Among all the sadness held in those sentences, the last struck me hardest.
How could a person so set on being kind and gentle not extend the same kindness to herself?
She wrote that she cried, and it made her feel worse. Her pride in not showing emotion and not shedding tears was hurt, and hurt her back in turn. In her head, going to therapy would make her weak. She was raised in a household with two other siblings, each outstanding in their own fields, all three tying for “Most Likely to Succeed” in middle school. Her parents said that in elementary school, when she could not figure out addition or subtraction, she would scream for hours in frustration, refusing to take a break. This intense obsession to be the best led to her successes, but also possibly her unravelling. If she wasn’t the best, what was she? Was she worth anything?
In a note she wrote in March, she said, “If I am not an athlete, I am nothing.”
It seemed that she was unable to see a way to be kind to herself, forgive herself for not always being the best. It’s horrible to think that for someone who valued gentleness so much, she upheld herself to merciless standards, unable to see how amazing she was.

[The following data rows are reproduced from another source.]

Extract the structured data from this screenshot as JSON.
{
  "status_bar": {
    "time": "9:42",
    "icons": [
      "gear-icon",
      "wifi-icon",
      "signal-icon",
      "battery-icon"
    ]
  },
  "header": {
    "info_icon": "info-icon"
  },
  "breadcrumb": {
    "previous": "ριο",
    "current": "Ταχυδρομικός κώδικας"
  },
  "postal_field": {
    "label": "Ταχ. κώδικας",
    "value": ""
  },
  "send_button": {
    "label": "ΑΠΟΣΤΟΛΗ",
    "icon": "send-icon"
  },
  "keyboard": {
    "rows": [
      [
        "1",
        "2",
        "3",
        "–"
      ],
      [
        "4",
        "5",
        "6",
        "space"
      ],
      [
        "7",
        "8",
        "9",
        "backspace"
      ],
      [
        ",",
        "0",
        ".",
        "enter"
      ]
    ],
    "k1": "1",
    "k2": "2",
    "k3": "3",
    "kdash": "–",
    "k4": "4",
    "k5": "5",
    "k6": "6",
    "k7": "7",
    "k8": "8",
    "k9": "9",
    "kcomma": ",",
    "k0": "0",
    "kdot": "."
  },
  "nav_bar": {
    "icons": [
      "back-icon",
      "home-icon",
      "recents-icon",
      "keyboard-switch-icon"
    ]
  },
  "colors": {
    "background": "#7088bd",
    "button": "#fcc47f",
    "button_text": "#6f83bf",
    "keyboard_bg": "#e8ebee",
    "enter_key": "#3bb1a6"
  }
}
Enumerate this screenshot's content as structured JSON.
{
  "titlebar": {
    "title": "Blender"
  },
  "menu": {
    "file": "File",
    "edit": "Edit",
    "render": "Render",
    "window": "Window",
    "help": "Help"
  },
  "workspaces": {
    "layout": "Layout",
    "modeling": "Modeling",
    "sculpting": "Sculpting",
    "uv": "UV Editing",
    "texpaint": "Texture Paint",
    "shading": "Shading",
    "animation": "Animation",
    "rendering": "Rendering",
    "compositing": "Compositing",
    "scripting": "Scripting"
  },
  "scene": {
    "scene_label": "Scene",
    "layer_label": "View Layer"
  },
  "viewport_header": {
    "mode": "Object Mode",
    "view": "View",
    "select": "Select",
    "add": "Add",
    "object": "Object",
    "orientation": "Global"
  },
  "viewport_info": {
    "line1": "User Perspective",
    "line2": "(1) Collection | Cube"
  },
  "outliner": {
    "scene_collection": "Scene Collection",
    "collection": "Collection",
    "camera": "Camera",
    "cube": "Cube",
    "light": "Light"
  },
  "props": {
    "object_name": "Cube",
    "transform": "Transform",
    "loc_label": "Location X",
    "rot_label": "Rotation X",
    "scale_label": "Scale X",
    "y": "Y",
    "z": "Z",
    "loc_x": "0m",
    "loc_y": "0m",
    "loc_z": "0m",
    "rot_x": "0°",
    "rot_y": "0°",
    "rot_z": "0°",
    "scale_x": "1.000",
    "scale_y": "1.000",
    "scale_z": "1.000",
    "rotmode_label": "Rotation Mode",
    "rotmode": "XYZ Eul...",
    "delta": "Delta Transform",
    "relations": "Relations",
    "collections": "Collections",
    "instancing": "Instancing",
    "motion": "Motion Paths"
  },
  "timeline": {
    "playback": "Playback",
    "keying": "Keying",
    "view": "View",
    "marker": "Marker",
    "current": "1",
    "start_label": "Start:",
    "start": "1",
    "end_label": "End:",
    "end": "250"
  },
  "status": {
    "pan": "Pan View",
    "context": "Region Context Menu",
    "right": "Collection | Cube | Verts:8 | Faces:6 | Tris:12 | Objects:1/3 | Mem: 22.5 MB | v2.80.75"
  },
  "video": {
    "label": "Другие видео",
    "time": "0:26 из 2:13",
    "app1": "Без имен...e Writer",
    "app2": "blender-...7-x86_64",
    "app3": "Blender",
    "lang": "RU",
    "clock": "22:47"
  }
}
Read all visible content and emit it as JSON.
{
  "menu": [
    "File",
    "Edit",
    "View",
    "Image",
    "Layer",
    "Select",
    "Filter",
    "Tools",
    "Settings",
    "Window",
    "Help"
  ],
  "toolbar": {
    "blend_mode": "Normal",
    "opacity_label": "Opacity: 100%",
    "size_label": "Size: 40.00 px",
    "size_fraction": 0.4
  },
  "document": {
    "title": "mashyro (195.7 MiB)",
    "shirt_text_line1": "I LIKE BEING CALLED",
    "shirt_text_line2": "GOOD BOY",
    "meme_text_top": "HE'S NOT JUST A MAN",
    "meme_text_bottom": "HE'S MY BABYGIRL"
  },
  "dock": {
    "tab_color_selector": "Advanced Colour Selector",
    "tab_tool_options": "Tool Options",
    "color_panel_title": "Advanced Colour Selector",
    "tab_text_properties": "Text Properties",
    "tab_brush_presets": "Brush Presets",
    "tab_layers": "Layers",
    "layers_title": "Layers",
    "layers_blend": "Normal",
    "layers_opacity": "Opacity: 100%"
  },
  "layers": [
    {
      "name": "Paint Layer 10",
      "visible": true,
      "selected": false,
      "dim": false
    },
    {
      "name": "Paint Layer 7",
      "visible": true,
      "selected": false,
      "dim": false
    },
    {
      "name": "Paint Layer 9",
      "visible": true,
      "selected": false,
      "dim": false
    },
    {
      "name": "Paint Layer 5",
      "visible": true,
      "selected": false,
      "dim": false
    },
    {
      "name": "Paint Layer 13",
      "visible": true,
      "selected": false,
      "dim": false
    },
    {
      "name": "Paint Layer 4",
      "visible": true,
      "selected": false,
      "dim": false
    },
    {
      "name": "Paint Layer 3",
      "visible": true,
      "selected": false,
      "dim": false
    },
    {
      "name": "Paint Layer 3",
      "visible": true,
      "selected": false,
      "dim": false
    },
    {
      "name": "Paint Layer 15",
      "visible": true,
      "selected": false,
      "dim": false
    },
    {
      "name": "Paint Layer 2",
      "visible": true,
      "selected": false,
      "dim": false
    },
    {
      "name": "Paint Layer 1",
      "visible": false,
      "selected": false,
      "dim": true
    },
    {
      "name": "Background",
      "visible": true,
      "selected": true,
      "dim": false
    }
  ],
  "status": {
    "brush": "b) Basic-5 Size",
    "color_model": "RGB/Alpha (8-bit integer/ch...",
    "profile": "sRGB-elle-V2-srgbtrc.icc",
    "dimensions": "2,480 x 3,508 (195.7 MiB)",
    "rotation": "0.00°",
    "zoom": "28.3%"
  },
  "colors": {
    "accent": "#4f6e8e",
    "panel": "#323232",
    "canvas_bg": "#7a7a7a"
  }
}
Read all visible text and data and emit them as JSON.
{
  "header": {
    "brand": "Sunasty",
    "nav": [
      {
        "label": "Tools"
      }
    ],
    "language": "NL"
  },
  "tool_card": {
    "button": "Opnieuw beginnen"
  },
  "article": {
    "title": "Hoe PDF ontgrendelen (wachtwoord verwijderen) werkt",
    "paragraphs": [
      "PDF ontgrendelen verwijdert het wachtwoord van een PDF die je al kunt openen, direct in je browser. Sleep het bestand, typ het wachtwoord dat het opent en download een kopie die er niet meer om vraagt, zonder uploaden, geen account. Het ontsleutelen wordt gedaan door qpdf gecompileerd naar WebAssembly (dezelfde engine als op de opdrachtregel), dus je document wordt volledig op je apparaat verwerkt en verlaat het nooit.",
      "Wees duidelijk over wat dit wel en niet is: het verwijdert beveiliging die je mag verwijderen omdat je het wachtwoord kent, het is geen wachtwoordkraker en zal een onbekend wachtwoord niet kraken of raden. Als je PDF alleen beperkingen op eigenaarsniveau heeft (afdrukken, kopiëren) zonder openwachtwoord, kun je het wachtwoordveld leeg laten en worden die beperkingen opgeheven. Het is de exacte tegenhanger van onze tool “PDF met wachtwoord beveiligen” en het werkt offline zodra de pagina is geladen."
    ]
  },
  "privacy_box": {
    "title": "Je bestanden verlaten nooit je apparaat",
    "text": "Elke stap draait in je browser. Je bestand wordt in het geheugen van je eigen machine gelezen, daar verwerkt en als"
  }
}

During a two and half hour long phone call in late February to her sister, Christine, Kelly told her “If things don’t change in a month, I’m probably going to kill myself.”
Christine begged her not to kill herself, to which Kelly stated, “OK.”
For days afterwards, her terrified family repeatedly checked on her, her last suicide attempt in January still fresh in their memories. Still, in two weeks after that phone call, Kelly was dead.
Promises aren’t enough. The campaigns still aren’t enough. People are still dying.
But we can learn.
Extend Kelly’s code. Be kind and gentle to all, including yourself. Sometimes that’s the hardest part, because we find it easier to love others, easier to be kind to people when we can see the smile on their face. It’s easy to think we are a failure for not living up to the person we want to be, the person who exists in our heads and our heads alone. We grow, we change. None of us stay the same throughout life. There’s always hope.
As long as you’re breathing, you’re succeeding.